Knowing how to set up traffic cones can be a very helpful skill. These cones help direct traffic or provide ample warnings to road hazards such as unfixed man holes, a big bump on the road and the like. Properly placed traffic cones can spell the difference between a peaceful commute and a nasty road accident. If you need to set up these cones, you need to read through the reminders listed below on how and where to place them. It is not simply done by placing these cones on the road – there are several things you need to consider with each movement.
- Imagining the traffic flow. If you will be needing the cones to redirect traffic from a particular spot, then you need to first imagine and if needed, sketch out the ideal traffic flow you have in mind. Strategize on how you can divert traffic from the obstruction that you want to be avoided or picture how redirecting the vehicles and decongest a clogged area. Start mapping out the cones when you have a sound plan in place.

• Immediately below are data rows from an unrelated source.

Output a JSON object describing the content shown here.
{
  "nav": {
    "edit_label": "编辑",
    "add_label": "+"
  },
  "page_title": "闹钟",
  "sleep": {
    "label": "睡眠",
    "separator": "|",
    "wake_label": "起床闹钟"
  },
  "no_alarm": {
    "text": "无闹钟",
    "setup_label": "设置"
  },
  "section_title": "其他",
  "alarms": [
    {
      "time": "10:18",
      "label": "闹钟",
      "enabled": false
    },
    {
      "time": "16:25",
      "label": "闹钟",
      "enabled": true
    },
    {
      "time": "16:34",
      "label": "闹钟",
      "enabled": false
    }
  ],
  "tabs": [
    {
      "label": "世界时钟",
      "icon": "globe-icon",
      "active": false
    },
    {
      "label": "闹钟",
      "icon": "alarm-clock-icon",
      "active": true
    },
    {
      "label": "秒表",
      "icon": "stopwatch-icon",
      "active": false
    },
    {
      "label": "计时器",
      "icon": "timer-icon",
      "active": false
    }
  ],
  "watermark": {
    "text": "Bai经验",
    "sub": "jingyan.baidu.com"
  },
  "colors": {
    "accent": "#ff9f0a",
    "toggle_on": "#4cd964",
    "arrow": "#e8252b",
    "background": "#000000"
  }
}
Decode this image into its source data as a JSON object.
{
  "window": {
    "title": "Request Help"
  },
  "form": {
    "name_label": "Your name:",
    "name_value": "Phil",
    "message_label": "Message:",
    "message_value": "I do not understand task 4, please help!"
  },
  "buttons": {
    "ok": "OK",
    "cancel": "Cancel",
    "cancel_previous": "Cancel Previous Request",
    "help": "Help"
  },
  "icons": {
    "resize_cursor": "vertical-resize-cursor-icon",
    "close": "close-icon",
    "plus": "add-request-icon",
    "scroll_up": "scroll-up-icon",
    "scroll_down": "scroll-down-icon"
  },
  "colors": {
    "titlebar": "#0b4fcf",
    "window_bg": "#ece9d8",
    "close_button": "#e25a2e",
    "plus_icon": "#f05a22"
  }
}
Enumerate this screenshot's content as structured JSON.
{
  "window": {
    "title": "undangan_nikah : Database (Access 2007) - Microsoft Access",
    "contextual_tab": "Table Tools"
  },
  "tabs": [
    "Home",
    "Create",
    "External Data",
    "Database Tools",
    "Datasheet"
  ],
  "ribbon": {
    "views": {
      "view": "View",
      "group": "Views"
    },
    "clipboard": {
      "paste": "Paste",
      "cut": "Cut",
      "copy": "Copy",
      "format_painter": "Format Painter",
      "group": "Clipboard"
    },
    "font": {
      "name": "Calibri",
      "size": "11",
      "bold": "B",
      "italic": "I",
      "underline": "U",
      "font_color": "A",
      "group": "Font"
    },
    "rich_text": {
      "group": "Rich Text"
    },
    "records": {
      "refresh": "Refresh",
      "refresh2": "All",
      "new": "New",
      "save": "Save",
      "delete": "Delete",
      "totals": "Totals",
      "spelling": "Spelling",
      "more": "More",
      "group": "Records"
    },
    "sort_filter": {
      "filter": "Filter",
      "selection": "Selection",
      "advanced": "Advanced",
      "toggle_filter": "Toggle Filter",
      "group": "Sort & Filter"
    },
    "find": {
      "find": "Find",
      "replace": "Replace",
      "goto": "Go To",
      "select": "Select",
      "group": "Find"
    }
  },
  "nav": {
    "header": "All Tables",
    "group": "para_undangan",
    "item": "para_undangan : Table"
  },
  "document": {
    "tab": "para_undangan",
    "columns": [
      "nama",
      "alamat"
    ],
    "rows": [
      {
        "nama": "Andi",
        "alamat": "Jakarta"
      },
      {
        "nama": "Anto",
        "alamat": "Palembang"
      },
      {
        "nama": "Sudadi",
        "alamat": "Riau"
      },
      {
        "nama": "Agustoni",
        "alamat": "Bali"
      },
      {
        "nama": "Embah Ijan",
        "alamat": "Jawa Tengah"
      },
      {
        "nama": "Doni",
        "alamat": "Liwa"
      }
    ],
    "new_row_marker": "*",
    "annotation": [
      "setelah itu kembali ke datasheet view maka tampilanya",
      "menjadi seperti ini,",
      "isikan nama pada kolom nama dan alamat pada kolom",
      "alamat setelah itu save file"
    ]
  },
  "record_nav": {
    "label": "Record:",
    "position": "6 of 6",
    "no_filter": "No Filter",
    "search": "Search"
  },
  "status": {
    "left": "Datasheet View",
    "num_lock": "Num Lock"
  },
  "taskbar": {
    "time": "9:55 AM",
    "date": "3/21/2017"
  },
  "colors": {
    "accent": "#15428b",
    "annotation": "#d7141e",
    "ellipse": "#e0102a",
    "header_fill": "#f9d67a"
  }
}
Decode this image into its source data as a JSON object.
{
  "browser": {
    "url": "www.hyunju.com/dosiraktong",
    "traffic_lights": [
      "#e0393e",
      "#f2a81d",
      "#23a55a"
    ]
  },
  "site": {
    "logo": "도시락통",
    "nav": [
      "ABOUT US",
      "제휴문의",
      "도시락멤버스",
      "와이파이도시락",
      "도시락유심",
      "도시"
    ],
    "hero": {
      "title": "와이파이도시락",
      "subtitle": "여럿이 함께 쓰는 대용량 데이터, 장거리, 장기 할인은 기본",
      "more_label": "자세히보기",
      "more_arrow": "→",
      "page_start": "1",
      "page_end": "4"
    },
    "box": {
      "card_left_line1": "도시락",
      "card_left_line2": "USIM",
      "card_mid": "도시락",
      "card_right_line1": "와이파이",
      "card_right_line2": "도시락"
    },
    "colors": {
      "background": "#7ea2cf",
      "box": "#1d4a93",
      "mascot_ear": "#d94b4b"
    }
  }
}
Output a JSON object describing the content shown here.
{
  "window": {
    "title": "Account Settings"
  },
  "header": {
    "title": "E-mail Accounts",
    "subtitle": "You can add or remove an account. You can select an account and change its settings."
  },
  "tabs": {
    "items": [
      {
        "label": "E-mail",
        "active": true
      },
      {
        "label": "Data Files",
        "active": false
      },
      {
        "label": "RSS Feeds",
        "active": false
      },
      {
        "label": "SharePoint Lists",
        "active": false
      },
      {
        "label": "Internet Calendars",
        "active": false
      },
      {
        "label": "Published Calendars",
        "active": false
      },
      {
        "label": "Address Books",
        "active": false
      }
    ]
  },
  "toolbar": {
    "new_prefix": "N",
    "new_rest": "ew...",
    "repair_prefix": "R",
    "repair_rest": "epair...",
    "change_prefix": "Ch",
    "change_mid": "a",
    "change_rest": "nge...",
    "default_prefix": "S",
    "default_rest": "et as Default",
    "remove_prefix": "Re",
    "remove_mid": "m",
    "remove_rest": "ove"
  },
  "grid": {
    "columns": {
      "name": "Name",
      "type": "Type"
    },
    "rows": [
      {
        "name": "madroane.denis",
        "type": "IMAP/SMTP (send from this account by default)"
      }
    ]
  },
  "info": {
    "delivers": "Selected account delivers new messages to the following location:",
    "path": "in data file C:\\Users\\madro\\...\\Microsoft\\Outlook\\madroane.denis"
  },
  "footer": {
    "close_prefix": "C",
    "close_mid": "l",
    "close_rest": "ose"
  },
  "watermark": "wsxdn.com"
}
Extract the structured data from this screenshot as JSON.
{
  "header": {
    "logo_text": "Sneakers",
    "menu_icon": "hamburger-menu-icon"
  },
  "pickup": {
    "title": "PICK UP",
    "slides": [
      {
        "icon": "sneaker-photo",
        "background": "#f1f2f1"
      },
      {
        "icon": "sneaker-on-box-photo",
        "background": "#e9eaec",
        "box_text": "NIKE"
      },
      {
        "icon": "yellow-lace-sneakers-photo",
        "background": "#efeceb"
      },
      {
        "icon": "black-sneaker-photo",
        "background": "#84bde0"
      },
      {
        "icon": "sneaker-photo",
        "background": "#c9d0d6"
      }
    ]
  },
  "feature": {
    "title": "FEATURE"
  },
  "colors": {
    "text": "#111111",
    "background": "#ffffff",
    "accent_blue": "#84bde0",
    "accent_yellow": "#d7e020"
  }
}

- Knowing the various cone types. Your next step is to know what type of cone should be used in your road. The shorter cones are usually meant for giving notice at a shorter distance, since the cones are smaller. These smaller cones are usually a foot and a half in height. This would be useful for covering small bumps in the road and other minor obstructions that a driver can prepare for quickly. There are the larger types, which as usually a bit more than 2 feet in height. These cones are placed on bigger obstructions such as traffic accidents or road completion program. The bigger cones are seen from a longer distance and hence, have warned the driver for a longer time.
- Spacing the cones properly. The next thing you need to do is to know how much space should be allotted per cone. Assuming that you have ample supply of traffic cones, you should place them tightly enough so that the cars cannot pass in between them, which is their primary purpose. This would send the correct message to the driver that they should drive around the cones and definitely not through it.
- Putting up cones in speed ways. When you are setting up traffic cones for roads that vehicles travel at a higher speed, such as highways, then you need to place the cones as early in the road as possible, with tightly spaced cones until you are able to point the drivers to the proper lane. With this situation, you need to setup the cones early so that the drivers have lots of time to react and prepare.
- Testing the cones. If you have time, you can try going around the cones while using a bigger vehicle such as an SUV. Make sure that the traffic redirection is not too tight because the other vehicles cannot fit in it anymore.
Make sure that your cones are in good condition and can still stand stable alone on the road. Make sure that the color is still discernable and that all cones are stored properly.